Future Hotel Leader Award 2026

A regular feature of Hotel Leaders Network is the Future Hotel Leader Award. In 2026, Joost Abbink, Kimberly Appels and Rémy Baben presented themselves as finalists. They were judged on vision, leadership style and their ability to make change concrete in daily practice.

The pitches included the importance of kindness and accessible leadership, not as an abstract ideal, but as a consciously chosen strategy. How do you organise this in teams, how do you secure it under pressure, and how do you remain credible as a leader in this? The award underlined HLN's aim to give a stage to not only established names, but also the next generation of leaders. Kimberly Appels got to take home this year's award. “Kindness is not a soft skill, but a conscious choice that you have to organise every day,” Appels said. “Especially under pressure, you show as a leader whether you really live up to that.”

Hotel Leaders Network 2026 brings hotel leaders together at Beurs van Berlage 3

Reflection with a wink

The programme concluded with The Hotel Speech by Jochen Otten. With humour, self-mockery and sharp observations, he held up a mirror to the sector. Using recognisable situations from hotel practice, Otten dissected the daily behaviour of guests, employees and managers. The result was not only laughter in the audience, but also uncomfortable recognition. Especially in times of change, he made clear, there is a risk that processes, targets and efficiency become more important than attention and genuine hospitality. His contribution thus worked not only as a light-hearted conclusion, but also as a substantive reflection on what the sector must guard against when everything is in flux.

“What we see every year is that hotel leaders are not looking for quick fixes, but for guidance and direction. HLN 2026 showed that change does not start with technology or structures, but with conscious leadership and culture.
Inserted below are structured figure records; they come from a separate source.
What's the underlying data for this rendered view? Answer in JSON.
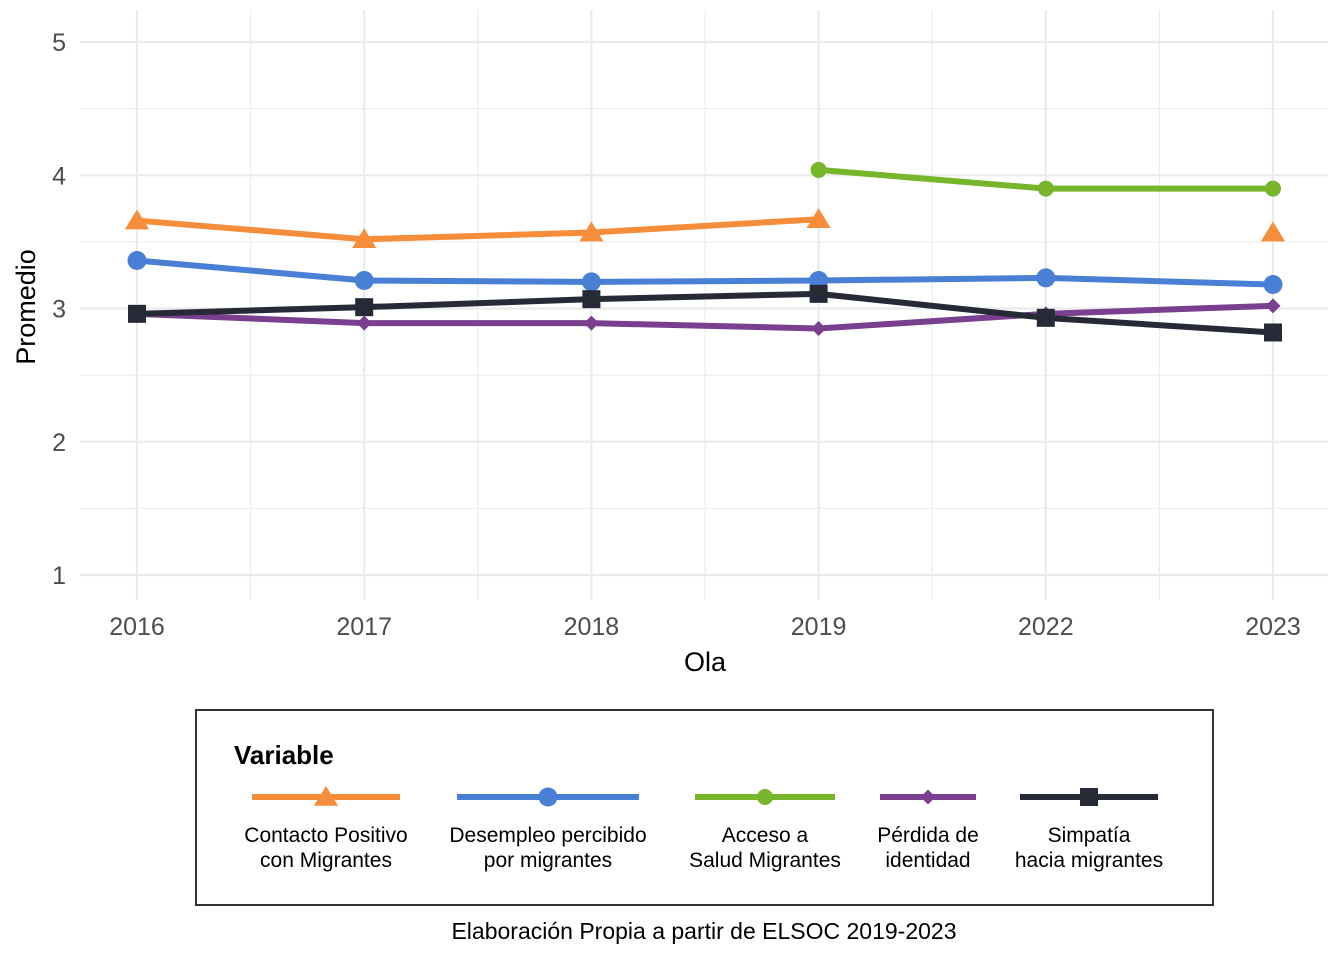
{
  "chart_data": {
    "type": "line",
    "categories": [
      "2016",
      "2017",
      "2018",
      "2019",
      "2022",
      "2023"
    ],
    "xlabel": "Ola",
    "ylabel": "Promedio",
    "ylim": [
      1,
      5
    ],
    "yticks": [
      "1",
      "2",
      "3",
      "4",
      "5"
    ],
    "grid": true,
    "legend": {
      "title": "Variable",
      "position": "bottom"
    },
    "caption": "Elaboración Propia a partir de ELSOC 2019-2023",
    "series": [
      {
        "name": "Contacto Positivo con Migrantes",
        "label_lines": [
          "Contacto Positivo",
          "con Migrantes"
        ],
        "color": "#F68D3B",
        "marker": "triangle",
        "values": [
          3.66,
          3.52,
          3.57,
          3.67,
          null,
          3.57
        ]
      },
      {
        "name": "Desempleo percibido por migrantes",
        "label_lines": [
          "Desempleo percibido",
          "por migrantes"
        ],
        "color": "#4A7FD6",
        "marker": "circle",
        "values": [
          3.36,
          3.21,
          3.2,
          3.21,
          3.23,
          3.18
        ]
      },
      {
        "name": "Acceso a Salud Migrantes",
        "label_lines": [
          "Acceso a",
          "Salud Migrantes"
        ],
        "color": "#77B52A",
        "marker": "circle-small",
        "values": [
          null,
          null,
          null,
          4.04,
          3.9,
          3.9
        ]
      },
      {
        "name": "Pérdida de identidad",
        "label_lines": [
          "Pérdida de",
          "identidad"
        ],
        "color": "#7A3F8E",
        "marker": "diamond",
        "values": [
          2.96,
          2.89,
          2.89,
          2.85,
          2.96,
          3.02
        ]
      },
      {
        "name": "Simpatía hacia migrantes",
        "label_lines": [
          "Simpatía",
          "hacia migrantes"
        ],
        "color": "#262A36",
        "marker": "square",
        "values": [
          2.96,
          3.01,
          3.07,
          3.11,
          2.93,
          2.82
        ]
      }
    ]
  }
}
As an organisation, we want to continue to provide a stage where those conversations can be open, honest and hands-on,” says founder and organiser Melle Pegman.

Meeting as a common thread

A walking network dinner and drinks followed afterwards, during which the substantive discussions continued. Hotel Leaders Network 2026 thus lived up to its positioning: not a marketing event, but a substantive platform where leaders from the hospitality sector meet, share experiences and reflect together on how to lead their organisations through change.

The key message of the afternoon was clear: Leading Through Change requires less new models and more conscious leadership, strong culture and technology that supports people rather than replaces them.